While it is true that oppression, privilege, power and exploitation are part of the selection processes of history, it also true that learning what works is part of the selection processes of history -- and what works with actual people, not pawns in input-output problems. So, while there is a rich irony in universities being such hothouses for the managerialist disease, it is not one for complacent satisfaction. Universities matter.

It has also not been helpful that the academics main direct experience of "economic reform" has been such managerialism. It provides a quite distorted perspective of the wider phenomenon of economic liberalisation. Which no doubt helped the academic success of Michael Pusey's fairly asinine book on "economic rationalism". The notion that the glue of the economic reform policy alliance was to create a sustainable welfare state just passes the analysis, and those who buy into it, by.

But the problems of managerialism extend much wider than distorting the perspectives of academics on a wave global policy reform. The input-output language of "clients", "customers", etc has invaded the realm of education (and public service generally) without actually providing a service anywhere up to the pretensions of its managers.

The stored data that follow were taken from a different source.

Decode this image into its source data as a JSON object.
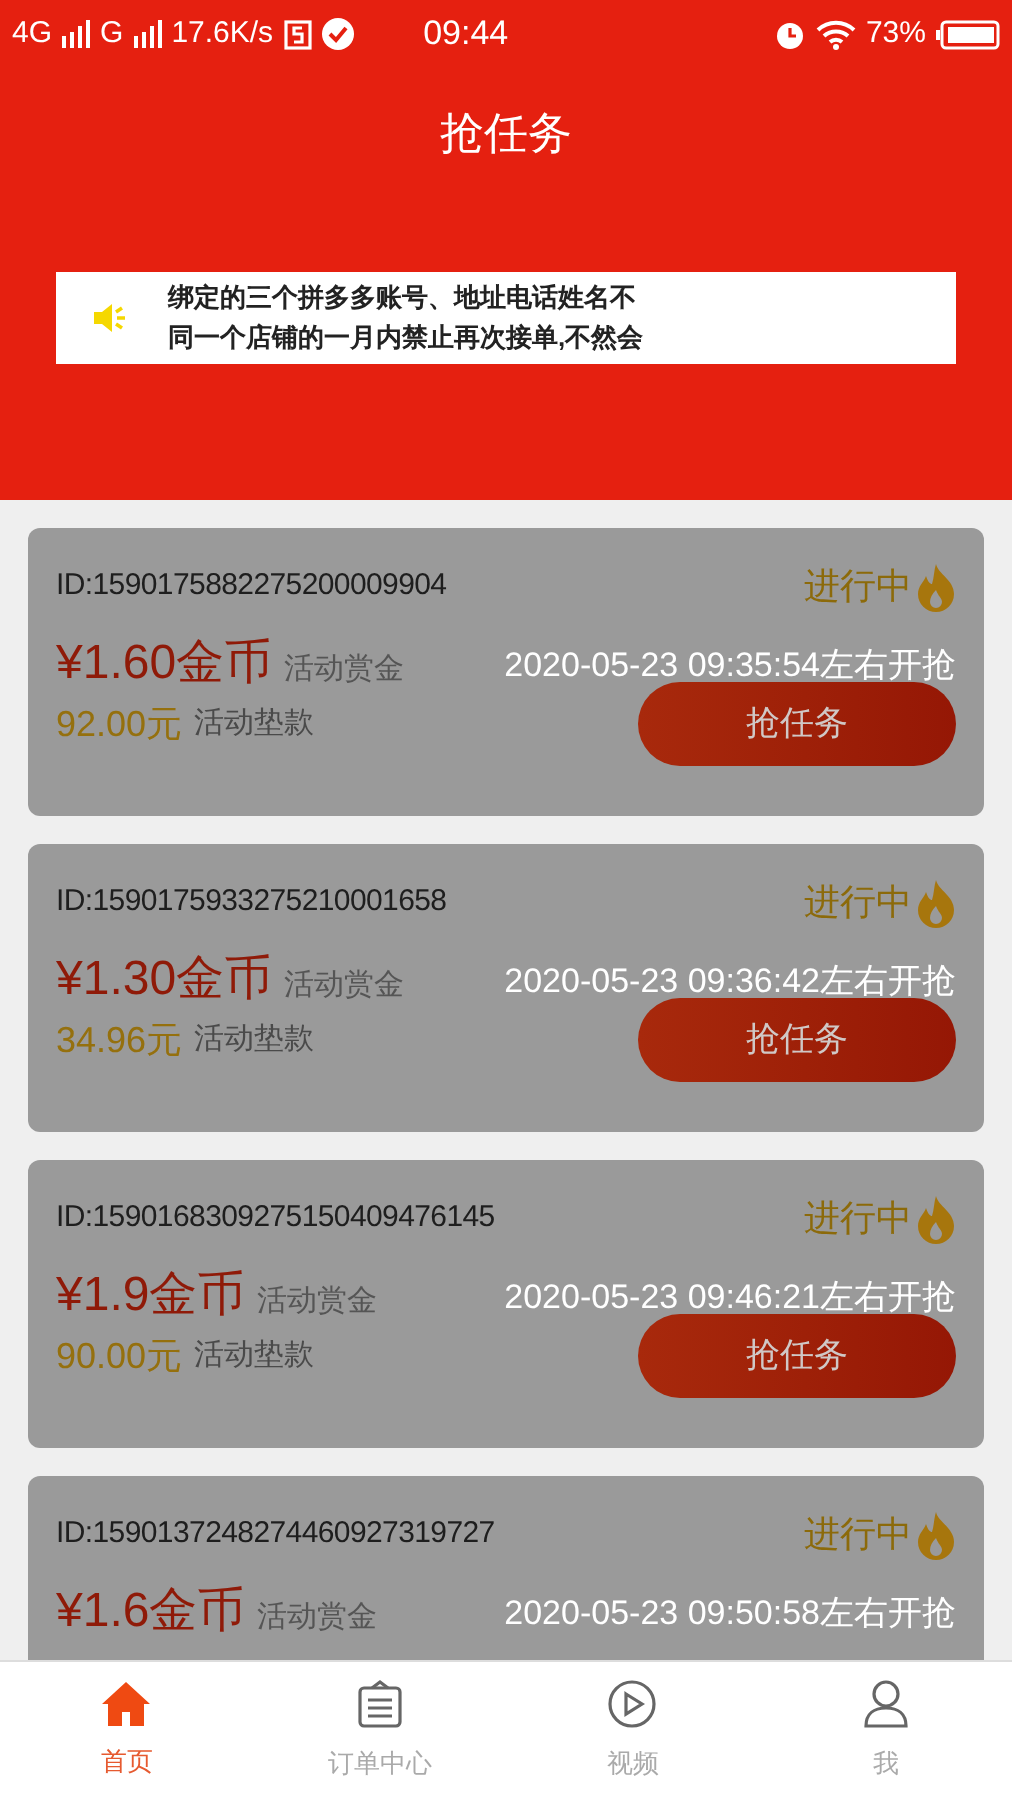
{
  "status_bar": {
    "network_1": "4G",
    "network_2": "G",
    "speed": "17.6K/s",
    "time": "09:44",
    "battery": "73%"
  },
  "title": "抢任务",
  "notice": {
    "lines": [
      "绑定的三个拼多多账号、地址电话姓名不",
      "同一个店铺的一月内禁止再次接单,不然会"
    ]
  },
  "tasks": [
    {
      "id": "ID:1590175882275200009904",
      "status": "进行中",
      "reward": "¥1.60金币",
      "reward_label": "活动赏金",
      "deposit": "92.00元",
      "deposit_label": "活动垫款",
      "button": "抢任务",
      "start_time": "2020-05-23 09:35:54左右开抢"
    },
    {
      "id": "ID:1590175933275210001658",
      "status": "进行中",
      "reward": "¥1.30金币",
      "reward_label": "活动赏金",
      "deposit": "34.96元",
      "deposit_label": "活动垫款",
      "button": "抢任务",
      "start_time": "2020-05-23 09:36:42左右开抢"
    },
    {
      "id": "ID:1590168309275150409476145",
      "status": "进行中",
      "reward": "¥1.9金币",
      "reward_label": "活动赏金",
      "deposit": "90.00元",
      "deposit_label": "活动垫款",
      "button": "抢任务",
      "start_time": "2020-05-23 09:46:21左右开抢"
    },
    {
      "id": "ID:1590137248274460927319727",
      "status": "进行中",
      "reward": "¥1.6金币",
      "reward_label": "活动赏金",
      "start_time": "2020-05-23 09:50:58左右开抢"
    }
  ],
  "tab_bar": [
    {
      "label": "首页",
      "selected": true
    },
    {
      "label": "订单中心",
      "selected": false
    },
    {
      "label": "视频",
      "selected": false
    },
    {
      "label": "我",
      "selected": false
    }
  ]
}
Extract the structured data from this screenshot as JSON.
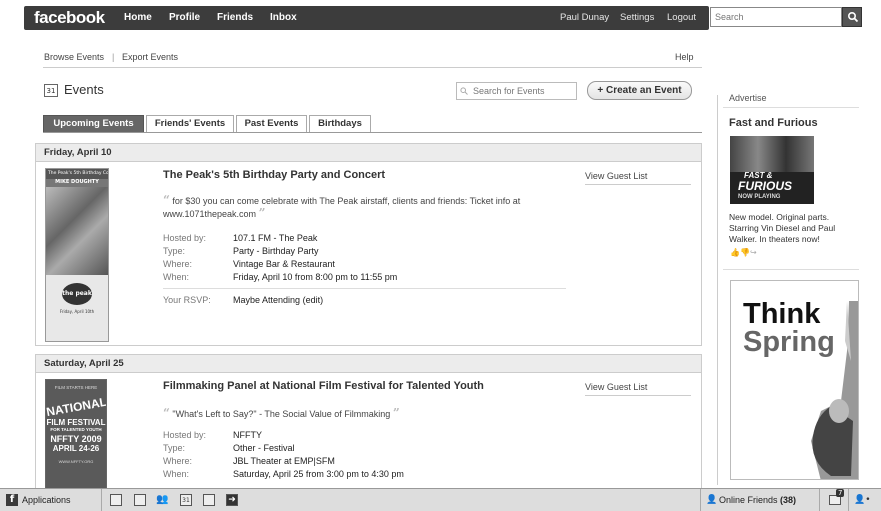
{
  "topbar": {
    "logo": "facebook",
    "nav": [
      "Home",
      "Profile",
      "Friends",
      "Inbox"
    ],
    "user": "Paul Dunay",
    "settings": "Settings",
    "logout": "Logout",
    "search_placeholder": "Search"
  },
  "subnav": {
    "browse": "Browse Events",
    "separator": "|",
    "export": "Export Events",
    "help": "Help"
  },
  "events_page": {
    "title": "Events",
    "calendar_icon_text": "31",
    "search_placeholder": "Search for Events",
    "create_button": "+ Create an Event"
  },
  "tabs": [
    {
      "label": "Upcoming Events",
      "active": true
    },
    {
      "label": "Friends' Events",
      "active": false
    },
    {
      "label": "Past Events",
      "active": false
    },
    {
      "label": "Birthdays",
      "active": false
    }
  ],
  "days": [
    {
      "date": "Friday, April 10",
      "event": {
        "title": "The Peak's 5th Birthday Party and Concert",
        "guest_list": "View Guest List",
        "description": "for $30 you can come celebrate with The Peak airstaff, clients and friends: Ticket info at www.1071thepeak.com",
        "labels": {
          "host": "Hosted by:",
          "type": "Type:",
          "where": "Where:",
          "when": "When:",
          "rsvp": "Your RSVP:"
        },
        "host": "107.1 FM - The Peak",
        "type": "Party - Birthday Party",
        "where": "Vintage Bar & Restaurant",
        "when": "Friday, April 10 from 8:00 pm to 11:55 pm",
        "rsvp": "Maybe Attending",
        "rsvp_edit": "(edit)",
        "poster_lines": [
          "The Peak's 5th Birthday Concert!",
          "MIKE DOUGHTY",
          "the peak",
          "Friday, April 10th"
        ]
      }
    },
    {
      "date": "Saturday, April 25",
      "event": {
        "title": "Filmmaking Panel at National Film Festival for Talented Youth",
        "guest_list": "View Guest List",
        "description": "\"What's Left to Say?\" - The Social Value of Filmmaking",
        "labels": {
          "host": "Hosted by:",
          "type": "Type:",
          "where": "Where:",
          "when": "When:"
        },
        "host": "NFFTY",
        "type": "Other - Festival",
        "where": "JBL Theater at EMP|SFM",
        "when": "Saturday, April 25 from 3:00 pm to 4:30 pm",
        "poster_lines": [
          "FILM STARTS HERE",
          "NATIONAL",
          "FILM FESTIVAL",
          "FOR TALENTED YOUTH",
          "NFFTY 2009",
          "APRIL 24-26",
          "WWW.NFFTY.ORG"
        ]
      }
    }
  ],
  "sidebar": {
    "advertise": "Advertise",
    "ad_title": "Fast and Furious",
    "ad_image_lines": [
      "FAST &",
      "FURIOUS",
      "NOW PLAYING"
    ],
    "ad_text": "New model. Original parts. Starring Vin Diesel and Paul Walker. In theaters now!",
    "ad2_line1": "Think",
    "ad2_line2": "Spring"
  },
  "bottombar": {
    "applications": "Applications",
    "online_label": "Online Friends",
    "online_count": "(38)",
    "notifications": "7"
  }
}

So, there needs to be more calling out of managerialism for what it is -- a distortion of understanding of people, organisations and institutions which serves the managerialist ego, income and empire-building but not the institutions upon which it is inflicted nor the wider societies, whose legacies are being corrupted and, in the end, profoundly mis-managed.

ADDENDA Managerialism is not only a problem at Australian universities, it also infects US higher education:
Over the last 25 years the number of administrative employees at U.S. colleges and universities more than doubled, according to a joint study by the New England Center of Investigative Reporting and the American Institutes for Research. The ratio of nonacademic positions to faculty positions doubled at both public and private institutions. Overall, the industry has added an average of 87 administrative positions per day, a rate has scarcely slowed since the economic downturn, despite tuition increases.